清晨,當紅日緩緩升起的時候,葉帆再一次來到了位於燕京燕山的華武組織總部,並且在那棟古建築裡見到了閆荒。
這是秦風與帕塞@旺薩生死之戰訊息傳出的第二天。
「閆大師,我聽武空說,您要去親自觀戰小風與那個帕塞@旺薩的生死之戰?」
葉帆開門見山地問道。
「嗯。」
閆荒點頭,他在得知這個訊息第一時間便做出了這個決定。
一方面,這一戰不但關係到秦風個人的生死,也關係到華夏武學界的榮耀,身為華武組織負責人、華夏武學界的旗幟,他自然要到場為秦風站臺、加油助威。

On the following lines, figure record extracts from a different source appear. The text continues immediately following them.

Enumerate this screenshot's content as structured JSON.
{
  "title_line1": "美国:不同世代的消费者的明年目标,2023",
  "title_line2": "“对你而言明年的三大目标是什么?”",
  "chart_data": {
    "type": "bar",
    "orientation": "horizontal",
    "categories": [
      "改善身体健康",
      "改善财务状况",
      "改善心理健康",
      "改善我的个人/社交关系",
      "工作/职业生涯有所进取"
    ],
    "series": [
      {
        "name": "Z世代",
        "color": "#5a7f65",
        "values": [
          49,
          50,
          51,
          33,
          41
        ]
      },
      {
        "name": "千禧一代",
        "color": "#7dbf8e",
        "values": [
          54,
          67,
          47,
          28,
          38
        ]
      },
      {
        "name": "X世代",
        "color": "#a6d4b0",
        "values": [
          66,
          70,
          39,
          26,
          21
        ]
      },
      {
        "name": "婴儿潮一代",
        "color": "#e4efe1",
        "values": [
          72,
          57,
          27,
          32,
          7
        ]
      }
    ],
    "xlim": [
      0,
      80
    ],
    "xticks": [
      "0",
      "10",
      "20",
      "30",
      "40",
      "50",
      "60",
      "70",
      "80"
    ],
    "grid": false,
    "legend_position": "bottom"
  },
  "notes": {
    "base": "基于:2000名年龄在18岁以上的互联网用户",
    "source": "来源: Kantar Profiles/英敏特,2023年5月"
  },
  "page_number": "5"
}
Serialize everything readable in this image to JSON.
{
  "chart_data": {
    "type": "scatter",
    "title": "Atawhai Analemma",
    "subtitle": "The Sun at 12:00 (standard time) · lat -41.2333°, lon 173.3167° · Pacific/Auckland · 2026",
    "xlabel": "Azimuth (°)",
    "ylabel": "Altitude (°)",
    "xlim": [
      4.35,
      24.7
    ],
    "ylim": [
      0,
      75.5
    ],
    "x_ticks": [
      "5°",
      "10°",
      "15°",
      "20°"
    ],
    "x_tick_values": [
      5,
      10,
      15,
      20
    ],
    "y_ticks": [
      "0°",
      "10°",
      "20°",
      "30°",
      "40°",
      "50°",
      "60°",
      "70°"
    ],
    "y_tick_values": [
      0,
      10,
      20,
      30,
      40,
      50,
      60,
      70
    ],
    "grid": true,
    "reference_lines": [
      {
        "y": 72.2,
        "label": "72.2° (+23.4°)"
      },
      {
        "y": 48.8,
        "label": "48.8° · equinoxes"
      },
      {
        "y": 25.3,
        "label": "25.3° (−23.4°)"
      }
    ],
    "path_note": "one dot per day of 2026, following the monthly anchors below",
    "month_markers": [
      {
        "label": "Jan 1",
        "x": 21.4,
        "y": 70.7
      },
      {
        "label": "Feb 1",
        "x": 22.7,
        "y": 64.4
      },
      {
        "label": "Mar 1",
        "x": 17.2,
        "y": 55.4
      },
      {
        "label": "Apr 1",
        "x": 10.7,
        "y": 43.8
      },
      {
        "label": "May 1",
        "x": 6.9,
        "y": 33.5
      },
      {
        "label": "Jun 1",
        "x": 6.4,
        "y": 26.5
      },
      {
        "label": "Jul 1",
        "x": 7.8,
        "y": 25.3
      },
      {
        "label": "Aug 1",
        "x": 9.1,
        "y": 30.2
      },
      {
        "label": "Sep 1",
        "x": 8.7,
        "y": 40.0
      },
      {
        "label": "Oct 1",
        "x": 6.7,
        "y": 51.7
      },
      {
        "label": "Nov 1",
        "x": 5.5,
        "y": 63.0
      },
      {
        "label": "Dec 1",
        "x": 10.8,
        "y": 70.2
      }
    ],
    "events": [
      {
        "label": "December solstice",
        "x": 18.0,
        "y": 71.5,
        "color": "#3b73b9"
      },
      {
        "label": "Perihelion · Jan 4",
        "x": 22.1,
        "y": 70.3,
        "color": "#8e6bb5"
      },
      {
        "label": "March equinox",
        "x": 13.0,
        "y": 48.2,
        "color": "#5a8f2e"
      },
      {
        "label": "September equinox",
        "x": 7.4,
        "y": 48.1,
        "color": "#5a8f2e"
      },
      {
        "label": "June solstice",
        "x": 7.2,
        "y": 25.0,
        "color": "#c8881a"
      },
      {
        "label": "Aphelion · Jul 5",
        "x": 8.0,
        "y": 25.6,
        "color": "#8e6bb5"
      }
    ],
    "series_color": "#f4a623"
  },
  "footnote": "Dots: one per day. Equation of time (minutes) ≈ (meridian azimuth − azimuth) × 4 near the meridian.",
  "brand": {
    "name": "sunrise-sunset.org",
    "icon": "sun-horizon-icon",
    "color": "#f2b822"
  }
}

另一方面,他對秦風的實力有著絕對信心,但卻擔心有人會趁著這次生死賭戰的機會,對秦風做什麼。
「閆大師,請帶上我。」
葉帆坐在輪椅上,抱拳行禮。
「葉帆啊,我還以為你來找我是有什麼事,原來是這個啊。」
閆荒聞言,苦笑一聲,道:「這種事情你打電話給武空說一聲,讓武空給我彙報就好,何必親自跑一趟?」
葉帆沉默,他這樣做是表達對閆荒的尊重和感激。
他尊重閆荒在華夏武學界的地位,也感激閆荒為秦風所做的一切。
「主任,武術協會的柳會長來了,他要見您。」
隨後,不等葉帆再說什麼,武空突然接到彙報。
「柳宗盛來了?」
閆荒聞言,先是一怔,而後猜到了柳宗盛的來意,笑著道:「武空,你去親自迎接一下他。」
「好的,主任。」
武空領命,對葉帆示意了一下,然後走出了房間。
三分鐘後,武空去而復返,帶著柳宗盛來到了閆荒的辦公地點。
「咦……葉帆竟然也在。」
柳宗盛進門之後,沒有給閆荒行禮,甚至連招呼都沒打,而是將目光投向了葉帆。
「柳大師。」
葉帆抱拳向柳宗盛行禮。
「你來這裡,多半是為了你徒弟要進行生死之戰的事情吧?」
柳宗盛再次開口,依舊沒有理會閆荒,彷彿將這裡當成了自己的辦公室。
「嗯。」
葉帆點點頭,他沒有隱瞞這一點。
「柳會長,你來我這是為了找葉帆聊天的嗎?」
旋即,不等柳宗盛再說什麼,閆荒突然開口了。
「怎麼?
難道閆主任不允許麼?」
柳宗盛翻了個白眼,對閆荒完全沒有尊重可言。
「我哪裡敢?
我給你們泡茶,邊喝茶邊聊。」
閆荒苦笑,他和柳宗盛是同時代的人,而且是華夏武學界同時代的天才,曾經也是競爭對手。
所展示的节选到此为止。